Today in Canada, eggs and egg farming represent many things to many people: nutritious and delicious dishes, jobs and economic activity in Canadian communities, and a fresh and affordable food item of local production.
In fact, eggs have always held special meaning and significance in our lives—as far back as human history has been recorded, eggs have had a unique status in the myths and folklore of our predecessors. For many cultures and beliefs around the world, eggs have been used to symbolize the genesis of gods, the earth and of life.

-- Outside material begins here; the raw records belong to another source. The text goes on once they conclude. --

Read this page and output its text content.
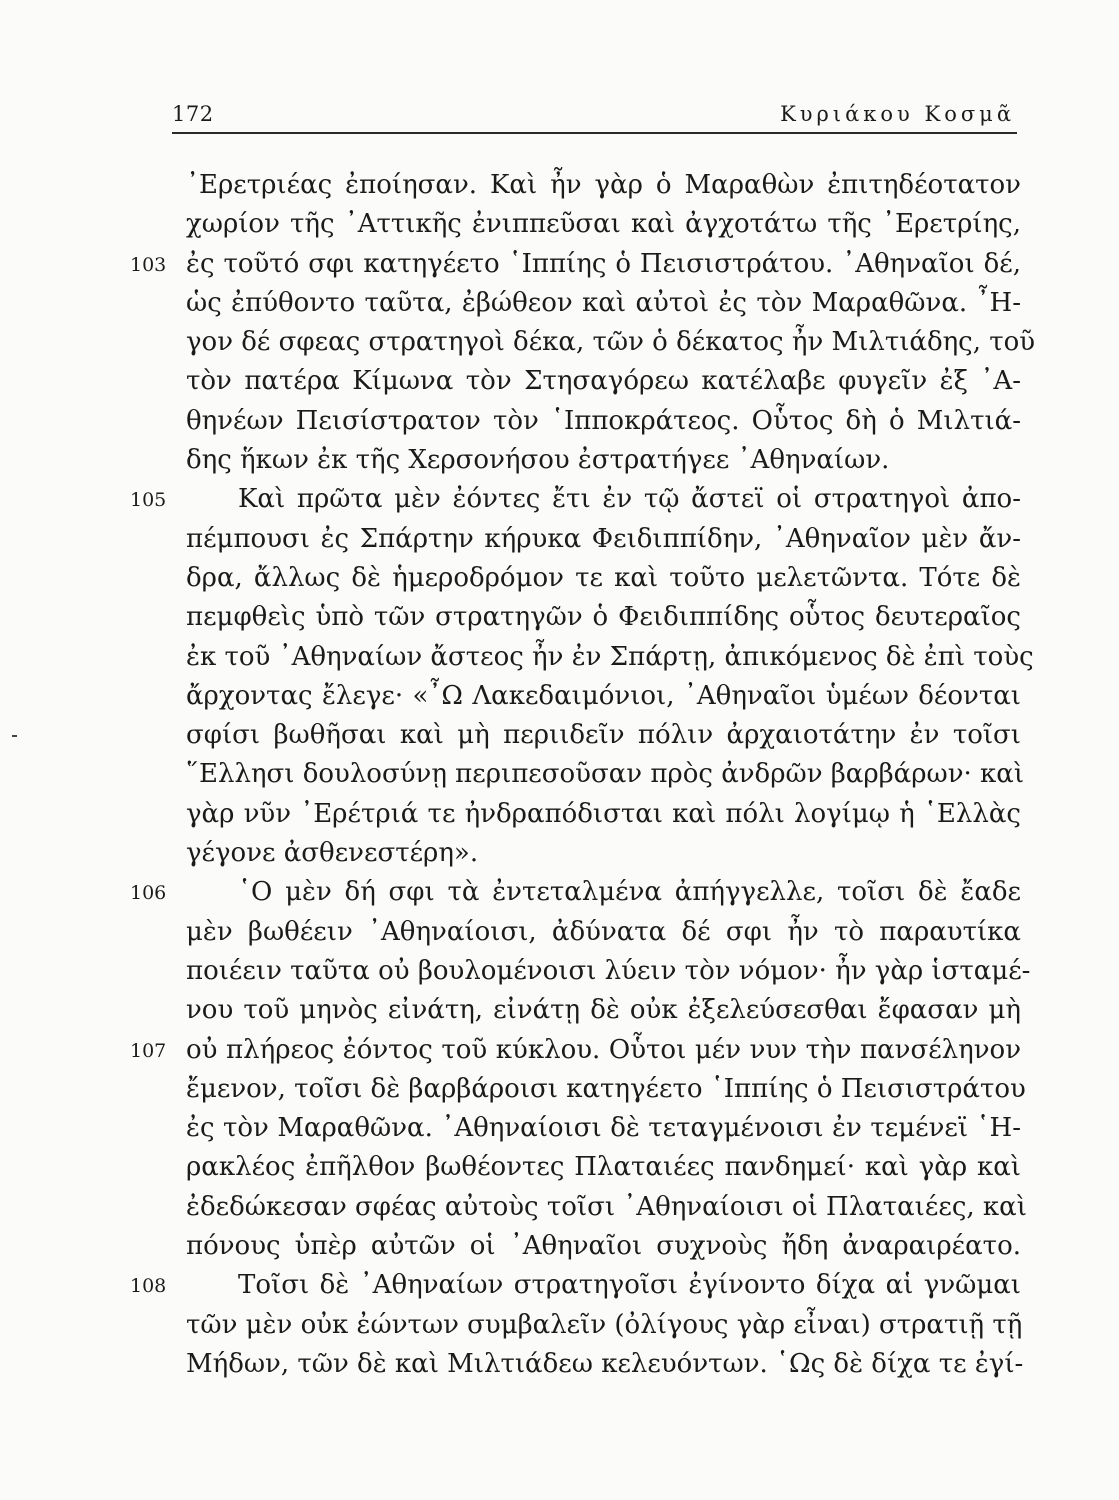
172	Κυριάκου Κοσμᾶ
᾿Ερετριέας ἐποίησαν. Καὶ ἦν γὰρ ὁ Μαραθὼν ἐπιτηδέοτατον
χωρίον τῆς ᾿Αττικῆς ἐνιππεῦσαι καὶ ἀγχοτάτω τῆς ᾿Ερετρίης,
103 ἐς τοῦτό σφι κατηγέετο ῾Ιππίης ὁ Πεισιστράτου. ᾿Αθηναῖοι δέ,
ὡς ἐπύθοντο ταῦτα, ἐβώθεον καὶ αὐτοὶ ἐς τὸν Μαραθῶνα. ῏Η-
γον δέ σφεας στρατηγοὶ δέκα, τῶν ὁ δέκατος ἦν Μιλτιάδης, τοῦ
τὸν πατέρα Κίμωνα τὸν Στησαγόρεω κατέλαβε φυγεῖν ἐξ ᾿Α-
θηνέων Πεισίστρατον τὸν ῾Ιπποκράτεος. Οὗτος δὴ ὁ Μιλτιά-
δης ἥκων ἐκ τῆς Χερσονήσου ἐστρατήγεε ᾿Αθηναίων.
105	Καὶ πρῶτα μὲν ἐόντες ἔτι ἐν τῷ ἄστεϊ οἱ στρατηγοὶ ἀπο-
πέμπουσι ἐς Σπάρτην κήρυκα Φειδιππίδην, ᾿Αθηναῖον μὲν ἄν-
δρα, ἄλλως δὲ ἡμεροδρόμον τε καὶ τοῦτο μελετῶντα. Τότε δὲ
πεμφθεὶς ὑπὸ τῶν στρατηγῶν ὁ Φειδιππίδης οὗτος δευτεραῖος
ἐκ τοῦ ᾿Αθηναίων ἄστεος ἦν ἐν Σπάρτῃ, ἀπικόμενος δὲ ἐπὶ τοὺς
ἄρχοντας ἔλεγε· «῏Ω Λακεδαιμόνιοι, ᾿Αθηναῖοι ὑμέων δέονται
σφίσι βωθῆσαι καὶ μὴ περιιδεῖν πόλιν ἀρχαιοτάτην ἐν τοῖσι
῞Ελλησι δουλοσύνῃ περιπεσοῦσαν πρὸς ἀνδρῶν βαρβάρων· καὶ
γὰρ νῦν ᾿Ερέτριά τε ἠνδραπόδισται καὶ πόλι λογίμῳ ἡ ῾Ελλὰς
γέγονε ἀσθενεστέρη».
106	῾Ο μὲν δή σφι τὰ ἐντεταλμένα ἀπήγγελλε, τοῖσι δὲ ἔαδε
μὲν βωθέειν ᾿Αθηναίοισι, ἀδύνατα δέ σφι ἦν τὸ παραυτίκα
ποιέειν ταῦτα οὐ βουλομένοισι λύειν τὸν νόμον· ἦν γὰρ ἱσταμέ-
νου τοῦ μηνὸς εἰνάτη, εἰνάτῃ δὲ οὐκ ἐξελεύσεσθαι ἔφασαν μὴ
107 οὐ πλήρεος ἐόντος τοῦ κύκλου. Οὗτοι μέν νυν τὴν πανσέληνον
ἔμενον, τοῖσι δὲ βαρβάροισι κατηγέετο ῾Ιππίης ὁ Πεισιστράτου
ἐς τὸν Μαραθῶνα. ᾿Αθηναίοισι δὲ τεταγμένοισι ἐν τεμένεϊ ῾Η-
ρακλέος ἐπῆλθον βωθέοντες Πλαταιέες πανδημεί· καὶ γὰρ καὶ
ἐδεδώκεσαν σφέας αὐτοὺς τοῖσι ᾿Αθηναίοισι οἱ Πλαταιέες, καὶ
πόνους ὑπὲρ αὐτῶν οἱ ᾿Αθηναῖοι συχνοὺς ἤδη ἀναραιρέατο.
108	Τοῖσι δὲ ᾿Αθηναίων στρατηγοῖσι ἐγίνοντο δίχα αἱ γνῶμαι
τῶν μὲν οὐκ ἐώντων συμβαλεῖν (ὀλίγους γὰρ εἶναι) στρατιῇ τῇ
Μήδων, τῶν δὲ καὶ Μιλτιάδεω κελευόντων. ῾Ως δὲ δίχα τε ἐγί-
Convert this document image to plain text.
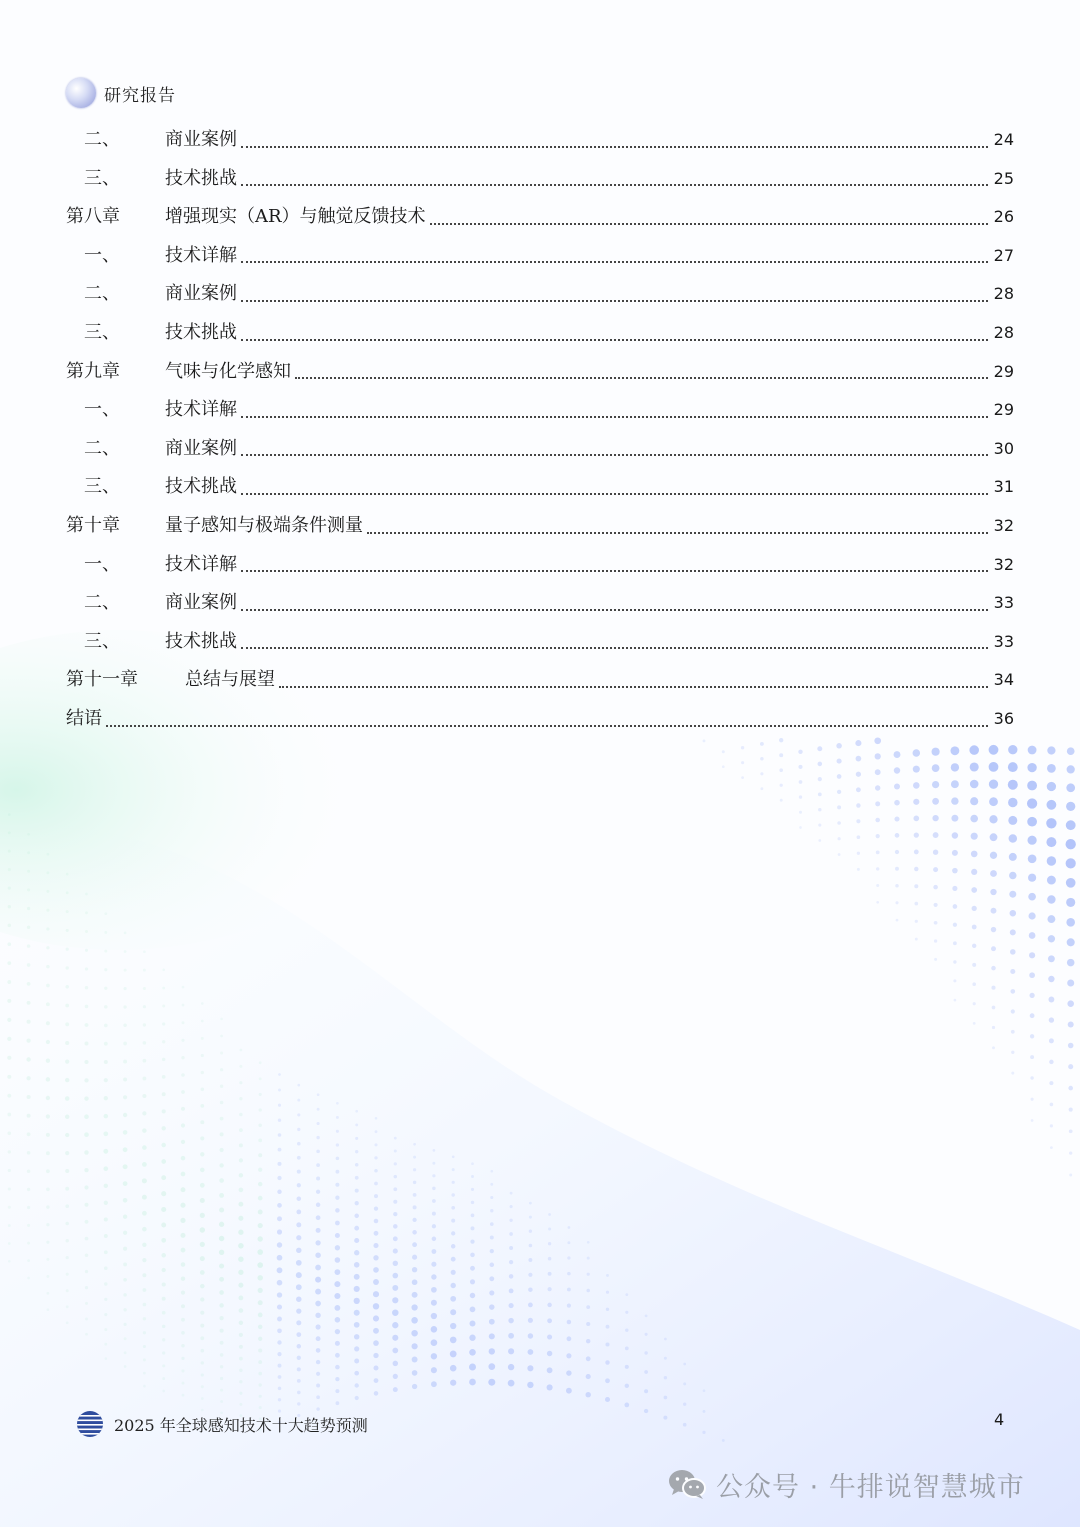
研究报告
二、	商业案例	24
三、	技术挑战	25
第八章	增强现实（AR）与触觉反馈技术	26
一、	技术详解	27
二、	商业案例	28
三、	技术挑战	28
第九章	气味与化学感知	29
一、	技术详解	29
二、	商业案例	30
三、	技术挑战	31
第十章	量子感知与极端条件测量	32
一、	技术详解	32
二、	商业案例	33
三、	技术挑战	33
第十一章	总结与展望	34
结语	36
2025 年全球感知技术十大趋势预测	4
公众号 · 牛排说智慧城市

And now with spring finally upon us, we thought it would be a great opportunity to take a distant look back at how different cultures around the world have used eggs to symbolize and understand the world.
Eggs in the Ancient World
One of the earliest examples of the egg as a mythological symbol can be found if we travel back to Ancient Greece, where Orphism was the popular religion of the time. Orphism placed a special significance on the egg: often depicted with a snake coiled1 around it, the Orphic Egg was believed to have hatched the primordial deity Phanes, who, in turn, created all of the other gods.2
Similarly, the ancient Egyptians believed that Ra, the sun god, was hatched from a cosmic egg. Egyptians also commonly thought of the sun itself as an egg—one that had not only been laid by Seb, a goose residing in the heavens, but that had also hatched the Phoenix.3
To the East
Hinduism takes a similar approach to drawing connections between the egg and the cosmos. In the Chandogya Upanishads, a collection of Sanskrit texts, the egg is likened to all of creation: the shell as the heavens and the yolk as the earth.4
In Chinese mythology, the cosmic egg appears in numerous legends, one of which being that specific members of society could trace their ancestry to a princess who had laid eggs.5
South Pacific symbols
If we travel next to the Society Islands within the South Pacific, we’ll find a similar egg-based mythology: creator of the world, Ta’aroa also comes forth from an egg, which then breaks in two, thus forming heaven and earth.6
Not far off in Australia, the Aboriginal Dreamtime held the egg as a symbol of the sun. This myth begins with Dinewan the emu and Brolga the dancing bird. During a quarrel between the two, Brolga took an egg from Dinewan’s nest and threw it skyward. On its way, the egg’s yolk struck wood, caught aflame, and transformed into the sun.7
In the Western World
Eggs were often used in rituals as a way to encourage fertility for humans and Mother Nature. These practices endured, and we can still find examples from 17th-century France, where brides would break eggs to ensure pregnancy. Also, in Germany farmers would smear eggs on their ploughs in the spring—a fertility rite during sowing season.8 And in the Ukraine, people would make Pysanka eggs by covering them in wax and decorations in honour of Dazhboh, the sun god. Eventually Christianity would supplant this custom by aligning Pysanka eggs with Easter celebrations.9
Painting Easter eggs is a practice that many cultures have done for generations. For example, Iranians have decorated eggs as a part of Nowruz, the Iranian New Year that coincides with the vernal equinox.10
Eggs have been such an important part of our history for countless generations. It’s no wonder that they are a big part of what we do today.
They truly are something that we cannot do without!